Distante das inspirações mais terrenas do Tono, o projeto solo mantém-se próximo ao núcleo criativo do grupo carioca, com produção assinada pelos também membros Bem, Bruno e Domenico Lancellotti.

O show que a artista faz nesta sexta-feira, 4, em Belo Horizonte, lança o projeto de um clipe em série, dividido em capítulos no Youtube. Eu acredito em disco voador, produzido pelo coletivo TVCOCRIATIVA, foi gravado em Capivari, no Vale do Jequitinhonha. Narrado em cinco etapas, o vídeo conta a história de crianças abduzidas por um Ovni no interior mineiro.

 

 

De onde ela vem

Como de costume entre ditadores de tendência, o Tono tem público restrito e se expõe através de artistas com mais apelo popular, que acabam por espalhar o trabalho da banda em regravações e colaborações. É de Ana Cláudia, por exemplo, o vocal da primeira gravação de Como vês, que tornou-se o primeiro grande sucesso de Alice Caymmi depois de virar tema da minissérie Felizes para sempre? (Globo), no início do ano.

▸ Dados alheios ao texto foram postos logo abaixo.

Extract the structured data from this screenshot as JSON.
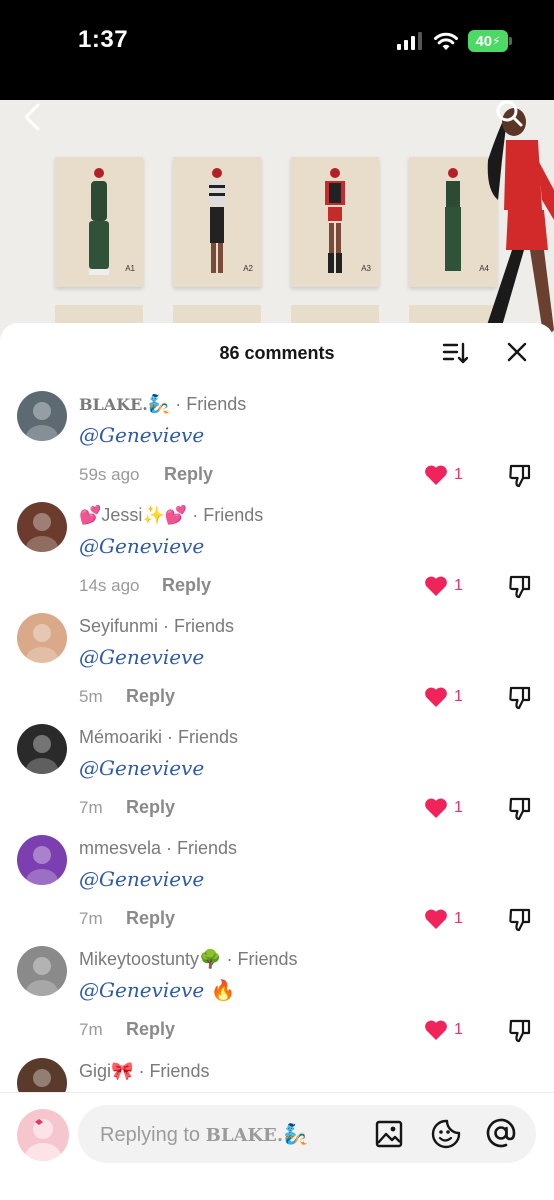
{
  "status_bar": {
    "time": "1:37",
    "battery": "40"
  },
  "video": {
    "tags": [
      "A1",
      "A2",
      "A3",
      "A4"
    ]
  },
  "comments_header": {
    "title": "86 comments"
  },
  "comments": [
    {
      "user": "BLAKE.",
      "user_emoji": "🧞",
      "user_style": "serif",
      "relation": "Friends",
      "text": "@Genevieve",
      "text_emoji": "",
      "time": "59s ago",
      "reply": "Reply",
      "likes": "1",
      "avatar_color": "#5d6a72"
    },
    {
      "user": "Jessi",
      "user_prefix": "💕",
      "user_emoji": "✨💕",
      "user_style": "sans",
      "relation": "Friends",
      "text": "@Genevieve",
      "text_emoji": "",
      "time": "14s ago",
      "reply": "Reply",
      "likes": "1",
      "avatar_color": "#6b3b2d"
    },
    {
      "user": "Seyifunmi",
      "user_emoji": "",
      "user_style": "sans",
      "relation": "Friends",
      "text": "@Genevieve",
      "text_emoji": "",
      "time": "5m",
      "reply": "Reply",
      "likes": "1",
      "avatar_color": "#d9a98a"
    },
    {
      "user": "Mémoariki",
      "user_emoji": "",
      "user_style": "sans",
      "relation": "Friends",
      "text": "@Genevieve",
      "text_emoji": "",
      "time": "7m",
      "reply": "Reply",
      "likes": "1",
      "avatar_color": "#2a2a2a"
    },
    {
      "user": "mmesvela",
      "user_emoji": "",
      "user_style": "sans",
      "relation": "Friends",
      "text": "@Genevieve",
      "text_emoji": "",
      "time": "7m",
      "reply": "Reply",
      "likes": "1",
      "avatar_color": "#7b3fb0"
    },
    {
      "user": "Mikeytoostunty",
      "user_emoji": "🌳",
      "user_style": "sans",
      "relation": "Friends",
      "text": "@Genevieve",
      "text_emoji": "🔥",
      "time": "7m",
      "reply": "Reply",
      "likes": "1",
      "avatar_color": "#8a8a8a"
    },
    {
      "user": "Gigi",
      "user_emoji": "🎀",
      "user_style": "sans",
      "relation": "Friends",
      "text": "",
      "text_emoji": "",
      "time": "",
      "reply": "",
      "likes": "",
      "avatar_color": "#5a3a2a"
    }
  ],
  "reply_bar": {
    "placeholder_prefix": "Replying to ",
    "placeholder_user": "BLAKE.",
    "placeholder_emoji": "🧞"
  },
  "colors": {
    "accent_like": "#f0245b",
    "mention_blue": "#2f5aa8"
  }
}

Não por acaso, membros do grupo trabalharam nos projetos de reinvenção de alguns brasões da música brasileira, como Gal Costa — a baiana usou os dons de Domenico Lancellotti como compositor em Estratosférica (2015) e o talento de Bruno di Lullo na versão ao vivo de Recanto (2012). No ano que vem, o Tono volta a estúdio e lança o quarto álbum da carreira.

 

Mãeana

Show de Ana Cláudia Lomelino na festa The Highway Party. Sexta-feira, 4 de dezembro, às 19h30 na Benfeitoria (Rua Sapucaí, 153 - Floresta). Ingressos a R$ 15. Mais informações pela página do evento no Facebook.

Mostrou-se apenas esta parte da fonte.